The geographically isolated country is roughly a third the size of Manhattan, New York. But Nauru has recently taken up an outsized spot on the world stage. It used an obscure clause in the United Nations Convention on the Law of the Sea to give the International Seabed Authority (ISA), the independent body tasked with regulating the ocean floor in international waters, a two-year deadline to finalize the exploitation regulations of the Mining Code—the set of rules that will determine where, when, and how the deep sea can be mined.

The ISA must now work to either finalize the exploitation regulations, or provisionally approve mining licenses under the draft regulations. Nauru kick-started the race on behalf of Nauru Ocean Resources Inc., a wholly owned subsidiary of DeepGreen, a deep-sea mining company based in Vancouver, British Columbia.

That Nauru has pulled this trigger is not much of a surprise, says Pradeep Arjan Singh, a legal scholar at the University of Bremen in Germany. But it is the timing that has onlookers wondering, Why now?

The ISA was expected, though not required, to finalize the exploitation regulations in 2020, but the ongoing pandemic significantly slowed the process. For Nauru, says Singh, “there must have been some frustrations on their part, because not much has happened since the last in-person meeting in February.”

DeepGreen has an incentive to get things moving, too. The company plans to merge with the Sustainable Opportunities Acquisition Corporation to form a new entity called the Metals Company, and go public on the Nasdaq stock exchange in the third quarter of 2021.

“In terms of timing, [the trigger] could be a step to ensure market confidence to build up your value and to convince shareholders that okay, within two years, roughly speaking, the regulations should be there,” says Singh.

“There is pressure because contractors have investors,” says Saleem Ali, a professor of energy and environment at the University of Delaware and an adviser to DeepGreen. “If you’ve invested money, you want some return on the investment or at least some idea of what the timeline is. … But that shouldn’t be thought of as something subversive.”

In a filing to the US Securities and Exchange Commission in March, DeepGreen wrote that “the ISA has committed to completing and adopting the regulations on an expedited basis and we expect the code to be adopted no later than 2023.” The use of the two-year rule is a major step toward ensuring that will be the case.

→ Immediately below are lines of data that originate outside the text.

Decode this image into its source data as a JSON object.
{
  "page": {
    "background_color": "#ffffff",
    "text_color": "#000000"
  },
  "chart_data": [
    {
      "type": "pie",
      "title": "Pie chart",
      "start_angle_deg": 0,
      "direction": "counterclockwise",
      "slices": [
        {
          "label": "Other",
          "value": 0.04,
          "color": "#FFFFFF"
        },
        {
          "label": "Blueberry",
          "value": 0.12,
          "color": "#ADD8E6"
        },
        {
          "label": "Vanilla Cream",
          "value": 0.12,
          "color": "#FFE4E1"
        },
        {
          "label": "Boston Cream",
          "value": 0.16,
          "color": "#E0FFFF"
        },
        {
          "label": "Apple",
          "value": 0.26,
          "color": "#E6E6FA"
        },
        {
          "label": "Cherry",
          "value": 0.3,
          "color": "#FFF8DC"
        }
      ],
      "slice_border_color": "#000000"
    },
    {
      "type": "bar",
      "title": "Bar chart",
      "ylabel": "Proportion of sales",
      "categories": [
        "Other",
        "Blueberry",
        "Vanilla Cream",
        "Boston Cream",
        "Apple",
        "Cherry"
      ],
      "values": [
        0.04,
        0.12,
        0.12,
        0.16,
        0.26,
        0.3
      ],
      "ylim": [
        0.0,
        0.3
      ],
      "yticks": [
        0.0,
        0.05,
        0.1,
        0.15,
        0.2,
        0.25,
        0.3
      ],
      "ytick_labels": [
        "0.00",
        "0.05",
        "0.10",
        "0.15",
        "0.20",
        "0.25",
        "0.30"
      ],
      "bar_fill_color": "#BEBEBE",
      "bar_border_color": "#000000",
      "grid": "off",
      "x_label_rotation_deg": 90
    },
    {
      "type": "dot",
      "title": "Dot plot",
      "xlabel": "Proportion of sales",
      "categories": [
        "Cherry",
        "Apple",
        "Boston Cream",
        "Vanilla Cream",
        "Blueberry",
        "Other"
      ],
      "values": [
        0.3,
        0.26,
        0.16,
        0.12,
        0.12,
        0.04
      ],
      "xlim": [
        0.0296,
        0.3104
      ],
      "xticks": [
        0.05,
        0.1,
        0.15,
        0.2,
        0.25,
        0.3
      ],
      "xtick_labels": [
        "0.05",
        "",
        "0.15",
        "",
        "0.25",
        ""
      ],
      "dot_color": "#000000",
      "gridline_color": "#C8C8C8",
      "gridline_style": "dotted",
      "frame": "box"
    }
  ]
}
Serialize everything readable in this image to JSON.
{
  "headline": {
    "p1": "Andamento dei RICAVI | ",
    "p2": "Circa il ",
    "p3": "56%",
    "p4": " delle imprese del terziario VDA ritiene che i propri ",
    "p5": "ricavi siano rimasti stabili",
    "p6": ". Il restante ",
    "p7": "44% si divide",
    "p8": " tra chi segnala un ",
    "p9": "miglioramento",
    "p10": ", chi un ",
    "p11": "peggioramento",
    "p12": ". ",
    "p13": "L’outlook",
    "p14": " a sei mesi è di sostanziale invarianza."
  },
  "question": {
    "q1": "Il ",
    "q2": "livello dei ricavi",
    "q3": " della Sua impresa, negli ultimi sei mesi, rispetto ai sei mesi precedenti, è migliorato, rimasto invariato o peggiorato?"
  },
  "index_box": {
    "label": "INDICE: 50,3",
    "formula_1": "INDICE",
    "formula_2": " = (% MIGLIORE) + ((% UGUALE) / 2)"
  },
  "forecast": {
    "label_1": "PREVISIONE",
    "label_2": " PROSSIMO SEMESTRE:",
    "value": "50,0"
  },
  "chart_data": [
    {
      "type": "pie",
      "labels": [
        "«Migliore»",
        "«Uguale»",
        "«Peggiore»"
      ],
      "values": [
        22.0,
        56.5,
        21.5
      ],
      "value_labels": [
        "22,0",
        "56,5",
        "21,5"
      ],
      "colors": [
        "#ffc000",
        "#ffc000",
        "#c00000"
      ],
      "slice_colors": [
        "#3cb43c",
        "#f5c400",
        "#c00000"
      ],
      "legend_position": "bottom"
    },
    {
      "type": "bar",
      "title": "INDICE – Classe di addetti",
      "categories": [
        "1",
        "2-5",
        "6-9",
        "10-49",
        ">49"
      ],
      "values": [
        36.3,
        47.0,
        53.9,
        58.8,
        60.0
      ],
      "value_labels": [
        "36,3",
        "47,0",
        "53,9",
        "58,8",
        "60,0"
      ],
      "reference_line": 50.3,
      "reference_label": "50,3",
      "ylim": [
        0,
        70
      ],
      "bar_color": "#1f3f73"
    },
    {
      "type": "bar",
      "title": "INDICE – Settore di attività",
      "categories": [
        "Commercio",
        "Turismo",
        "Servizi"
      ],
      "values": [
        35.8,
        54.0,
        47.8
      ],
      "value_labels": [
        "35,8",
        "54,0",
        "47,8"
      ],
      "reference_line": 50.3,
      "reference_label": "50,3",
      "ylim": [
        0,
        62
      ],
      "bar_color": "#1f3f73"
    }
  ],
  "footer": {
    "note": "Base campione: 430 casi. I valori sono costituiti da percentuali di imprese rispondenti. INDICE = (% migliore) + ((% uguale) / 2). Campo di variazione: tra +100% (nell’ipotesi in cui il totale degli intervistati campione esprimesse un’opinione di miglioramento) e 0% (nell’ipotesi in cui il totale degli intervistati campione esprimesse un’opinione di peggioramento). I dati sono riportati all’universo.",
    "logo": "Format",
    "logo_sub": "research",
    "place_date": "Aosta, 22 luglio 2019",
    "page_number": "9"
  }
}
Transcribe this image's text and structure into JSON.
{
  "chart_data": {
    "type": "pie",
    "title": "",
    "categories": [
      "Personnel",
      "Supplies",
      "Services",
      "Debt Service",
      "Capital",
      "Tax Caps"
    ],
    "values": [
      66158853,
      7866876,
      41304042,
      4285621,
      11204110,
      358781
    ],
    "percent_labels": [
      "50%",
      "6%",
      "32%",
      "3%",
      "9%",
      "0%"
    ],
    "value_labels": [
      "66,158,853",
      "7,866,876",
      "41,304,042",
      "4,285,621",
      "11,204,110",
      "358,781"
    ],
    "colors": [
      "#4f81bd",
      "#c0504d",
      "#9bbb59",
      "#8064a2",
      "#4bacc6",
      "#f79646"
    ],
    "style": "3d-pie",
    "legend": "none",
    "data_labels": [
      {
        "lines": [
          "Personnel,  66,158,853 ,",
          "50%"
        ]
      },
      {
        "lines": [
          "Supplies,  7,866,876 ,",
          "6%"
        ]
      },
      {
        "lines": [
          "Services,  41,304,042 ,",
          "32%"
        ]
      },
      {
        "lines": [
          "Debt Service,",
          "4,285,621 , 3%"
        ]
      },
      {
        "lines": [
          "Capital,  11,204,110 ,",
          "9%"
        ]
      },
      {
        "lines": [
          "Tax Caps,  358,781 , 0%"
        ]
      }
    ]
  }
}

In response to interview requests, a spokesperson for DeepGreen referred to Nauru’s public statement on the two-year notice. In that statement, the Nauruan government stressed that the decision to invoke this rule was made by the government of Nauru alone. The government says it took this step as Nauru stands to lose the most from climate change, and the deep sea-mining industry offers “a rare opportunity for […] social and economic development.”

“They have a terrible history of phosphate mining which was inflicted upon them during the colonial era,” says Ali. With deep-sea mining, he adds, “their own land is not going to be impacted, and they will have the ability to have revenue.”